Assembly Passes Bill to Increase Amount Businesses Can Borrow Via State Loan Program

June 7, 2018

Kenmore, NY – Assemblyman Robin Schimminger (D-C-I-Kenmore) today announced that the Assembly has passed his legislation (A.8117) to increase the lifetime cap on the amount a company may borrow through the state’s Excelsior Linked Deposit Program.

The Linked Deposit Program (LDP) leverages low-interest loans to small and medium-sized businesses in New York State from participating banks and other lenders, which, in turn, are recipients of state deposits that earn a comparably reduced rate of return. Created by legislation Schimminger authored, LDP allows companies to make investments to expand or improve performance or competitiveness that are critical to their continued growth and financial stability.

If Schimminger’s bill is enacted into law, the total maximum amount of linked loans an individual business could receive would increase from $2 million to $5 million. To date, 71 companies have reached their lifetime maximum – 18 in 2017 alone.
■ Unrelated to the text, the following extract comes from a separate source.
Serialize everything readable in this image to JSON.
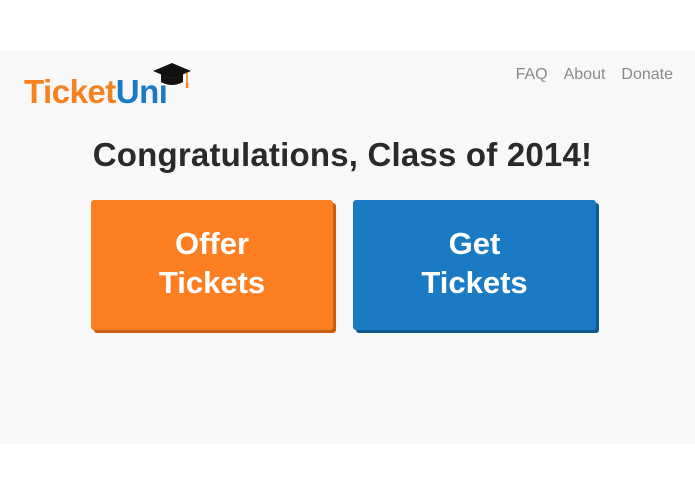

The Excelsior Linked Deposit Program is available to borrowers such as manufacturing firms with 500 or fewer full-time employees based in New York State, as well as service businesses that are independently-owned and have 100 or fewer full-time employees in the state. Companies apply for the loans at the participating financial institutions, which make the lending decisions and service the loans. The state’s only role is approval of the project’s eligibility by Empire State Development (ESD). Most businesses qualify for up to a two percent interest rate reduction, while others like agricultural firms, technology and innovation businesses, MWBE and Empire Zone certified businesses and those located in highly distressed areas qualify for up to a three percent reduction. There are currently 74 lenders participating in LDP.

“For many would-be borrowers, additional usage of this economically-advantageous program is currently no longer possible because they have reached their lifetime maximum. A total of 55 borrowers in the state have been locked out of further assistance,” Schimminger said. “By increasing the lifetime cap, eligible small businesses, which need to save costs wherever they can to stay afloat in competitive sectors, may again reap these benefits.”
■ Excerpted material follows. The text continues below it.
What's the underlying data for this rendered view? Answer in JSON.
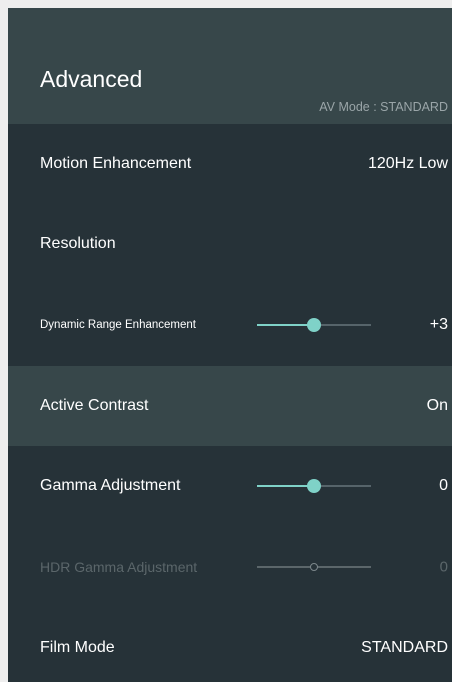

Since the program’s inception in 1994, LDP has lowered the interest rate for more than 5,500 loans, resulting in $1.87 billion in bank lending and leveraging $3.91 billion in new capital investment by businesses across the state. As a result of receiving LDP assistance last year, borrowers anticipate creating 336 jobs and retaining another 269 over the next four years.
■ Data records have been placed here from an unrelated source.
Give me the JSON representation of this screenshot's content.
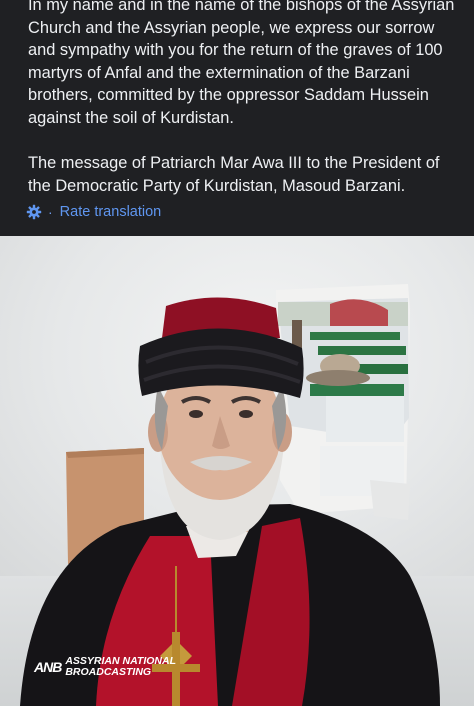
{
  "post": {
    "text": "In my name and in the name of the bishops of the Assyrian Church and the Assyrian people, we express our sorrow and sympathy with you for the return of the graves of 100 martyrs of Anfal and the extermination of the Barzani brothers, committed by the oppressor Saddam Hussein against the soil of Kurdistan.\n\nThe message of Patriarch Mar Awa III to the President of the Democratic Party of Kurdistan, Masoud Barzani.",
    "translate_icon": "gear-icon",
    "translate_separator": "·",
    "translate_label": "Rate translation"
  },
  "image": {
    "watermark_line1": "ASSYRIAN NATIONAL",
    "watermark_line2": "BROADCASTING",
    "watermark_logo": "ANB"
  },
  "colors": {
    "background": "#1f2023",
    "text": "#eef0f3",
    "link": "#5f96f0",
    "robe_red": "#b3122a",
    "hat_black": "#1b1a1e"
  }
}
“Since small businesses already face a variety of unique challenges in many markets in today’s rapidly changing economy, it is imperative to ensure they continue to thrive,” added Schimminger. “In this case, more borrowers and lenders will be able to again use a proven, successful program that has helped businesses grow and employ New Yorkers for over 20 years.”

Schimminger’s bill now goes to the Senate, where it is sponsored by Senator Catharine Young (R-C-I-Olean).